Montse Fuentes


We asked Montse Fuentes, editor of the Journal of the American Statistical Association Applications and Case Studies section, to answer the following questions many first-time authors have when they submit to journals.

Selecting a Journal

How do I find the right journal for my paper?

It is important to choose a journal that represents well your research and conveys it to the right target audience. The journals publishing your work could determine your career advancement. You should aim [to publish in] a journal that is going to bring visibility to your work.

But, it is essential to link your subject and contribution to the mission and scope of the journal. Many rejections are simply the result of a mismatch between the submitted paper and the scope of the journal. Read papers published by the journals you are considering to determine what outlet is more suitable for your work. Ask mentors and colleagues to read your paper and offer candid feedback while recommending a journal prior to submission.

Should I always aim for a prestigious journal?
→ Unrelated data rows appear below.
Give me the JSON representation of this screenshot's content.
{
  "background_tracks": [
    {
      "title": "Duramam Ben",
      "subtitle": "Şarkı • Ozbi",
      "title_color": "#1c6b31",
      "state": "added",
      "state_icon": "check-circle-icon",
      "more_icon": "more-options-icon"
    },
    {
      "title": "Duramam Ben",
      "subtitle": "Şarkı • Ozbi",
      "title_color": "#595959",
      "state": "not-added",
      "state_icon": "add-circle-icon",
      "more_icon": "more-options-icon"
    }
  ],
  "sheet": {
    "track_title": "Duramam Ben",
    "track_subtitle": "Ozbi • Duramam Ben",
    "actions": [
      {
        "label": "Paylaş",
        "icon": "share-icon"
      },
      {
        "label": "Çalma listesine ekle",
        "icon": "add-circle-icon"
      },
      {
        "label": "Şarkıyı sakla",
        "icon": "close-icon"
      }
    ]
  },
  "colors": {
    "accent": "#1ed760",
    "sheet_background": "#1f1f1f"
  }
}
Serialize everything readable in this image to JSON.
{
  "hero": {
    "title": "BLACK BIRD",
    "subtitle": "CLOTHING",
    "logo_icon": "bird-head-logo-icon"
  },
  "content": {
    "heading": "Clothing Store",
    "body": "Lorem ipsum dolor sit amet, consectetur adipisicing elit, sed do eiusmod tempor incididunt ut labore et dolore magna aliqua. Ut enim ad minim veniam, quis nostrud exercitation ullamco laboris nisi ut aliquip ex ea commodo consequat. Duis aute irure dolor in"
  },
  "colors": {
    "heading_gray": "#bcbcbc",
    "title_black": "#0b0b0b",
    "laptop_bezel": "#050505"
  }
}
The paper needs to fit the scope of the journal. You should always aim as high as it seems reasonable for your work. Prestigious journals could have a slow review process, and you might spend a lot of time waiting for feedback. Submit it to a prestigious journal if you believe your work is of the same caliber as the work published by that journal.

I would discourage submitting papers to prestigious journals when you know they will not be published just to get feedback. It is a small community, and we do not have a large supply of reviewers. Editors want to make good use of the reviewers’ time, and you want to gain credibility as an author and researcher.

Submitting Articles to a Journal

What is the purpose of the cover letter? Doesn’t my abstract take care of the description?

The cover letter can help you put your work into context and justify why the journal is a good fit for your work in cases where it is not completely apparent. You also can recommend reviewers, and we always welcome that. The cover letter is particularly useful when you need to explain some circumstance about your paper, like when your paper was previously rejected and you resubmit, though I would not recommend that unless your work has significantly improved or changed.

Can I recommend reviewers to include or exclude?

You can certainly make recommendations, but you need to understand they will not necessarily be followed. Even if you ask to exclude a reviewer, that does not mean that reviewer will not be used.

Must previous rejections by other journals be disclosed?

They do not need to be disclosed. But, it is not uncommon for me to get associate editors or reviewers complaining that they had just rejected the same paper I assigned them when it was submitted to another journal. Since in most cases there are no substantial changes, they simply reject the paper again. I would recommend paying attention to the feedback and reviews, rather than just quickly submitting the paper again to another journal without any changes.